L'inadéquation de la conduite de Yaye Daba incite l'héroïne à explorer l'envers du décor, à chercher de nouvelles valeurs compatibles avec sa conscience et le monde dans lequel elle vit. De fait, le simple fait d'être née sans l'assistance des siens parce que sa mère était enceinte d'un jeune homme « indigne de la famille » représente déjà la négation des principes de Yaye Daba qui essaiera de briser tous les élans émancipateurs de sa petite-fille par la suite. C'est grâce à l'intervention de l'oncle Ceen que Sabel peut rejoindre les bancs de l'école alors que Yaye Daba s'y oppose. Et c'est son oncle Déthié qui lui permet, quelques années plus tard, d'échapper à la tyrannie d'une aïeule qui entend décider de l'avenir de sa petite-fille sans consulter personne. « Il alla droit au but. Il voulait savoir ce que je comptais faire de ma vie, maintenant que j'avais vingt ans ... et ne fit guère preuve de complaisance à l'égard de sa mère qui, argua-t-il, était une personne convaincue que tout ce qui ne tournait pas autour d'elle était vain. Tu ne peux pas continuer ainsi, disait-il ... Tu as des diplômes. C'est une excellente chose, mais il faut penser à devenir utile ! » (pp.72-73). Et pour aider sa nièce à obtenir l'indépendance financière qui lui permettrait de devenir maîtresse de sa destinée, oncle Déthié lui fait don de la maison de Yaye Daba à la mort de cette dernière. La décision de Sabel d'épouser Kader un homme qu'elle aime et en qui elle a confiance plutôt que Samba le riche héritier d'une famille bien en vue est un second élément important de son émancipation.

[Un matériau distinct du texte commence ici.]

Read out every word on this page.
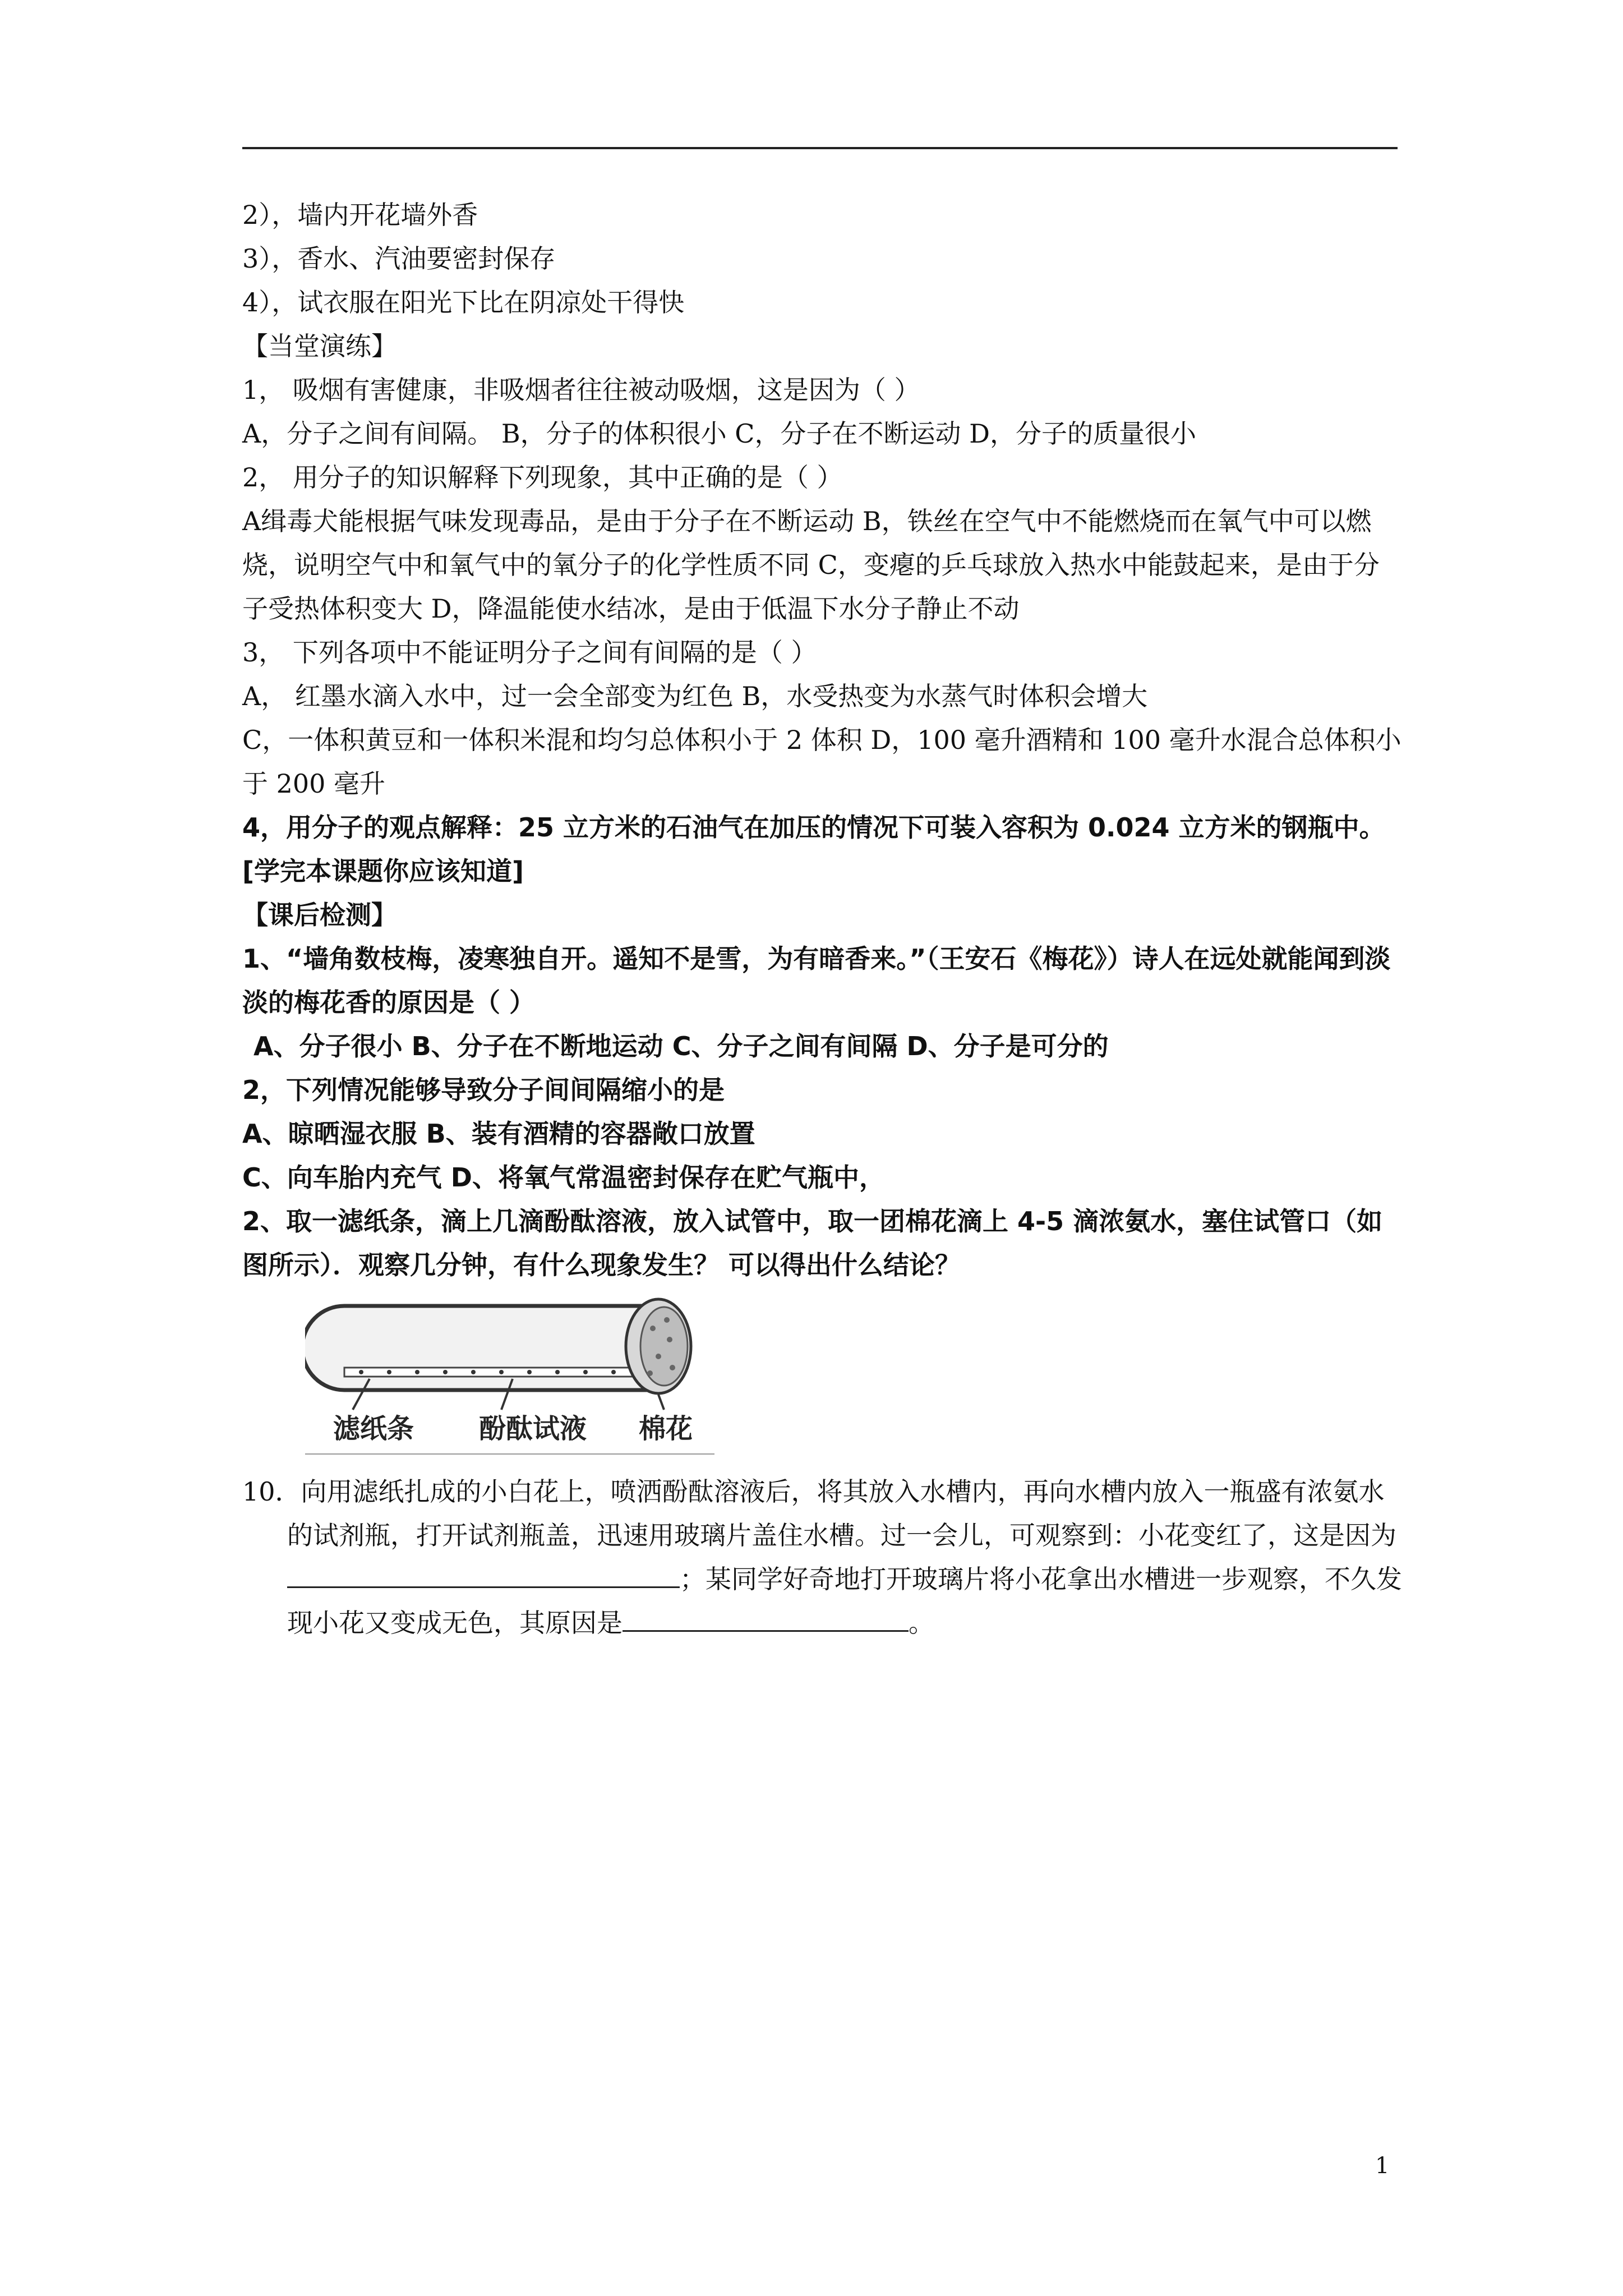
2），墙内开花墙外香
3），香水、汽油要密封保存
4），试衣服在阳光下比在阴凉处干得快
【当堂演练】
1， 吸烟有害健康，非吸烟者往往被动吸烟，这是因为（ ）
A，分子之间有间隔。 B，分子的体积很小 C，分子在不断运动 D，分子的质量很小
2， 用分子的知识解释下列现象，其中正确的是（ ）
A缉毒犬能根据气味发现毒品，是由于分子在不断运动 B，铁丝在空气中不能燃烧而在氧气中可以燃烧，说明空气中和氧气中的氧分子的化学性质不同 C，变瘪的乒乓球放入热水中能鼓起来，是由于分子受热体积变大 D，降温能使水结冰，是由于低温下水分子静止不动
3， 下列各项中不能证明分子之间有间隔的是（ ）
A， 红墨水滴入水中，过一会全部变为红色 B，水受热变为水蒸气时体积会增大
C，一体积黄豆和一体积米混和均匀总体积小于 2 体积 D，100 毫升酒精和 100 毫升水混合总体积小于 200 毫升
4，用分子的观点解释：25 立方米的石油气在加压的情况下可装入容积为 0.024 立方米的钢瓶中。
[学完本课题你应该知道]
【课后检测】
1、“墙角数枝梅，凌寒独自开。遥知不是雪，为有暗香来。”（王安石《梅花》）诗人在远处就能闻到淡淡的梅花香的原因是（ ）
A、分子很小 B、分子在不断地运动 C、分子之间有间隔 D、分子是可分的
2，下列情况能够导致分子间间隔缩小的是
A、晾晒湿衣服 B、装有酒精的容器敞口放置
C、向车胎内充气 D、将氧气常温密封保存在贮气瓶中，
2、取一滤纸条，滴上几滴酚酞溶液，放入试管中，取一团棉花滴上 4-5 滴浓氨水，塞住试管口（如图所示）．观察几分钟，有什么现象发生？ 可以得出什么结论？
滤纸条 酚酞试液 棉花
10．向用滤纸扎成的小白花上，喷洒酚酞溶液后，将其放入水槽内，再向水槽内放入一瓶盛有浓氨水的试剂瓶，打开试剂瓶盖，迅速用玻璃片盖住水槽。过一会儿，可观察到：小花变红了，这是因为；某同学好奇地打开玻璃片将小花拿出水槽进一步观察，不久发现小花又变成无色，其原因是	。
1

Bien que victime de l'interprétation étroite des devoirs associés à la tradition imposée par sa grand-mère, Sabel ne se rebelle jamais ouvertement contre son aïeule et elle conserve une attitude respectueuse vis-à-vis de ses aînés. Cela ne l'empêche pas, cependant, de s'écarter toujours plus résolument de la manière d'être et de penser de Yaye Daba. Autant cette dernière s'attache à cultiver les hiérarchies en accordant une grande importance aux apparences, autant sa petite fille devenue une femme d'âge mûr essaie de créer des liens basés sur la liberté d'action, la confiance et le respect. Pour Yaye Daba, par exemple, les filles de bonne famille se doivent d'apprendre à la maison ce que la vie doit leur apprendre, elles doivent accepter sans rechigner le mari qu'on leur donne et se soumettre avec humilité à la volonté des anciens. Pour Sabel au contraire, il est important que les filles comme les garçons aillent à l'école, deviennent indépendantes et soient respectées pour leurs qualités plutôt que pour le prestige de leur famille ou la fortune de leur mari. A ses yeux, la tradition et les conventions sociales ne représentent pas une fin en soi. Elles doivent être adaptées aux besoins de chaque époque et faciliter les rapports familiaux et communautaires.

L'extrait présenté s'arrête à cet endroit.